Nonkeratinizing, undifferentiated subtype
Cytology description
- Nonkeratinizing undifferentiated type shows clusters of tumor cells with indistinct cell border, vesicular nuclei and prominent central nucleoli
- Background lymphocytes and plasma cells are commonly seen
Cytology images
Positive stains
- EBV LMP is less specific and less widely used in North America but is used elsewhere
- Pancytokeratin, high molecular weight CK, p63 and p40 are strongly positive
- Rarely negative for high molecular weight CK and p40
Negative stains
Molecular / cytogenetics description
- Detection of Epstein-Barr virus (EBV) by PCR or ISH (EBER) found in 75 - 100% of cases
Molecular / cytogenetics images
Sample pathology report
- Nasopharynx, biopsy:
- Nasopharyngeal carcinoma, nonkeratinizing, undifferentiated type (see comment)

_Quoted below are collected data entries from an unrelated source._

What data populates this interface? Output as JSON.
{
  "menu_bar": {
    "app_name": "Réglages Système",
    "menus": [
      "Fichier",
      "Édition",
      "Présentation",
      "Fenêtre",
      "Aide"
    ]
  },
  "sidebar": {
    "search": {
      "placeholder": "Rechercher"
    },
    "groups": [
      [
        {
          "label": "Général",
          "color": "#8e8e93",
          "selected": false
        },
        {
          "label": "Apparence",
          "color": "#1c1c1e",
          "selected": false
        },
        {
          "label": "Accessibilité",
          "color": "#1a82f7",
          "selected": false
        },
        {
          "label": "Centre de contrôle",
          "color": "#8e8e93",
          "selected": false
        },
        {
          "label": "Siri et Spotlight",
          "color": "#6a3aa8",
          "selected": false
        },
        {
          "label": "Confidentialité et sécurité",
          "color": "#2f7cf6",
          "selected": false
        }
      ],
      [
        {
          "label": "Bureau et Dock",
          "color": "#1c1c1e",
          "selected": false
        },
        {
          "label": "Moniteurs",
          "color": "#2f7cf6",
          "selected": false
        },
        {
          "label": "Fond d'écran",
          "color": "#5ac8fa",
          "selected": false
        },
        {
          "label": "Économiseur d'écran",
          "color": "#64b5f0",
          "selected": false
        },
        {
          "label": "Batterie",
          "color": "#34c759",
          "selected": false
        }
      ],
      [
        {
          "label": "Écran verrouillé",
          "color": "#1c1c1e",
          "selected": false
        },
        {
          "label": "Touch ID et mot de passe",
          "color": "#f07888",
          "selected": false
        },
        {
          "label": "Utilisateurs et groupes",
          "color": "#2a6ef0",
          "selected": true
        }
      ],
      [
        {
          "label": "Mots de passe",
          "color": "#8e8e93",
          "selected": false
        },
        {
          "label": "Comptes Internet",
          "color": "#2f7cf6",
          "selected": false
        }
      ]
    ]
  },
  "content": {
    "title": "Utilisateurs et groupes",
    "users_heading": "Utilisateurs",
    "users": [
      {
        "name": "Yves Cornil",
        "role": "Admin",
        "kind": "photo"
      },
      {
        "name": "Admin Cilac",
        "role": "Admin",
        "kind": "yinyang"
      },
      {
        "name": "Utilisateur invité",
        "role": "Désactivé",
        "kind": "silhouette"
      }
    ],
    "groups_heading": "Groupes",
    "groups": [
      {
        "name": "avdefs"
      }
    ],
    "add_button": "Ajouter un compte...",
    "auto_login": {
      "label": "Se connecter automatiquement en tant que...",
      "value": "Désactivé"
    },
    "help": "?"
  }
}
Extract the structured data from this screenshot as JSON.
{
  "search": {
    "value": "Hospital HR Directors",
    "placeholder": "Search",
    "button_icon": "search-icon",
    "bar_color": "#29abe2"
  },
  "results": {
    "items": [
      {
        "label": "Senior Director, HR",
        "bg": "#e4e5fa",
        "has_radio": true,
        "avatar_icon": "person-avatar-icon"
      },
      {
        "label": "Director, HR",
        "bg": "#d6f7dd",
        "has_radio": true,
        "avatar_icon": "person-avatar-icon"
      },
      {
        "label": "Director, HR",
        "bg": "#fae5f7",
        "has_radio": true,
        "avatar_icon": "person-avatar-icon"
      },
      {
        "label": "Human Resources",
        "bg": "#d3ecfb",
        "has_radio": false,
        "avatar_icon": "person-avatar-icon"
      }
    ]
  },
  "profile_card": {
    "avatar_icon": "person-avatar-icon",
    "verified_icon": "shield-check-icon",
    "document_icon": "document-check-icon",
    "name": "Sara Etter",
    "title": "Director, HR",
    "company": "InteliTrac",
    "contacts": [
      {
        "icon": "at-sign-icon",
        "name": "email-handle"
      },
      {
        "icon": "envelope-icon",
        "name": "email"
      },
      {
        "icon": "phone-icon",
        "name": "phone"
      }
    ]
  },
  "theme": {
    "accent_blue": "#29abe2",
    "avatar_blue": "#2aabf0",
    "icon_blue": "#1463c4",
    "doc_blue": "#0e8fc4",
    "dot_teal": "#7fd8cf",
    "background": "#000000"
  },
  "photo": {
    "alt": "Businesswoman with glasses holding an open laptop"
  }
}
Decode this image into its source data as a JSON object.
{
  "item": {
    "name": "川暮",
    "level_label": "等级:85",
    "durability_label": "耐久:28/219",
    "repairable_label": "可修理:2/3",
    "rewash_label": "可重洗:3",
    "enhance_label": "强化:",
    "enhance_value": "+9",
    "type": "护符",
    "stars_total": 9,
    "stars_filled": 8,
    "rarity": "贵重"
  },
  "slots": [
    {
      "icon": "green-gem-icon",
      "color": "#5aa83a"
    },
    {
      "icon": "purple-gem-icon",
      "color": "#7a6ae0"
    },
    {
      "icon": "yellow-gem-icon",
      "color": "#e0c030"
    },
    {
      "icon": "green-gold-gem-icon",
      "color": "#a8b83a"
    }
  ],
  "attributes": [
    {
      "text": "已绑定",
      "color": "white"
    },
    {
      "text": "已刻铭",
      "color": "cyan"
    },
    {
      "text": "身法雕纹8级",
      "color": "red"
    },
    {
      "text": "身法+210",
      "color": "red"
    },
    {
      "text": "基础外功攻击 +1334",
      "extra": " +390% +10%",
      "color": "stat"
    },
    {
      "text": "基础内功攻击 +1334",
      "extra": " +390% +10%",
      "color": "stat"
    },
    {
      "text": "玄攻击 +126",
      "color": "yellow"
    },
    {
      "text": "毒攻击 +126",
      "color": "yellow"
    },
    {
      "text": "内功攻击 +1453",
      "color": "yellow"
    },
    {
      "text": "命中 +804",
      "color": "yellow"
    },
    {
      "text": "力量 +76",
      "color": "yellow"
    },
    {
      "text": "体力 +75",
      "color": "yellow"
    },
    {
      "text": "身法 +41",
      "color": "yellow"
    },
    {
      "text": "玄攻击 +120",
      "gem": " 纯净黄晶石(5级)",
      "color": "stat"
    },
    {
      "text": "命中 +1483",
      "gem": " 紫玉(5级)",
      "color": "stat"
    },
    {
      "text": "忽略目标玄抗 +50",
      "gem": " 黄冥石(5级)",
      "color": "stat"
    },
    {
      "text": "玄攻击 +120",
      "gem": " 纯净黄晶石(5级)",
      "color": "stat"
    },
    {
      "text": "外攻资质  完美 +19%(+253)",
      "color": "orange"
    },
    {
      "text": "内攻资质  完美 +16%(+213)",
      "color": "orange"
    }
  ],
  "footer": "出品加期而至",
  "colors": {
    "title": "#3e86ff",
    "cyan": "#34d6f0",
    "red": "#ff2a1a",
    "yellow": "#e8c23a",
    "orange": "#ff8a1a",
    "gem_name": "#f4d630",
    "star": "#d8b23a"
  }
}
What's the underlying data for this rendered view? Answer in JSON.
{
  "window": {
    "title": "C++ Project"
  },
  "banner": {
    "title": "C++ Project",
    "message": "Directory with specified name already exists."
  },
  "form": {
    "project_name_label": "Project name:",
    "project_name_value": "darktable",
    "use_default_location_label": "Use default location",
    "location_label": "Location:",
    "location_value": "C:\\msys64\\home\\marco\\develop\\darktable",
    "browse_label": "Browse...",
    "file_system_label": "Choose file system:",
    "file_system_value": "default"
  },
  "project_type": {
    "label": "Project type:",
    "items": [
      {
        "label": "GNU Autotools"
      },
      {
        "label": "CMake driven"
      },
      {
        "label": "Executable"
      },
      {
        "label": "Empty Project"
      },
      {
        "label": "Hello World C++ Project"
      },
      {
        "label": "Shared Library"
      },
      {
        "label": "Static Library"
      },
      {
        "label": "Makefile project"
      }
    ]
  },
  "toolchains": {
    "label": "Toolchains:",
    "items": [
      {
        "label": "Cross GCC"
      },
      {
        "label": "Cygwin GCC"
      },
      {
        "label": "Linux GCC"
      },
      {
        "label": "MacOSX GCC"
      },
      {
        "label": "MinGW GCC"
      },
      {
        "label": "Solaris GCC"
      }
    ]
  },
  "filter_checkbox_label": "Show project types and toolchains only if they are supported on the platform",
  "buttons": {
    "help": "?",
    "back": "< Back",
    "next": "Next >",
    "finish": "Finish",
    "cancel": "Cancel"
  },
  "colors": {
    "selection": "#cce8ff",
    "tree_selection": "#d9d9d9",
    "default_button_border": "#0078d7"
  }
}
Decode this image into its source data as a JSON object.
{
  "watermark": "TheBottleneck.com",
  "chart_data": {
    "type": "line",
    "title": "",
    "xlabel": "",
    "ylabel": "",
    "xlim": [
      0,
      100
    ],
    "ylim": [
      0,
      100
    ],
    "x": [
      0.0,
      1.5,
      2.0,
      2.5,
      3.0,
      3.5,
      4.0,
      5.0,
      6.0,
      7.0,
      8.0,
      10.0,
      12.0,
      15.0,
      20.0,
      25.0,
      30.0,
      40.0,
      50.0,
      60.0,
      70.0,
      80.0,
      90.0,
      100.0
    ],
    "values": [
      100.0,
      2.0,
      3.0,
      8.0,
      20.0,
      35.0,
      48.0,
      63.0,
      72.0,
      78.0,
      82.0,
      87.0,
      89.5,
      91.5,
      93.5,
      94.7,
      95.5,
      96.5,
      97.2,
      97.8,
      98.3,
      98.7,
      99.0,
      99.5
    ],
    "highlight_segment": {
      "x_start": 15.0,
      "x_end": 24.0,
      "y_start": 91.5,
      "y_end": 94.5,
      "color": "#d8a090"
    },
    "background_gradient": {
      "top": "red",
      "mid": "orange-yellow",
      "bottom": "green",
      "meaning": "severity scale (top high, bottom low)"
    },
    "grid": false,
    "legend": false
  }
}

- Comment: In situ hybridization for Epstein-Barr virus (EBER) is positive in this tumor.
Differential diagnosis
- Diffuse large B cell lymphoma (DLBCL):
- Mucosal malignant melanoma:
- Primary mucosal melanoma of nasopharynx is exceedingly rare, with only a few case reports (J Cancer Res Ther 2014;10:416, J Craniofac Surg 2014;25:e567, J Contemp Brachytherapy 2013;5:157)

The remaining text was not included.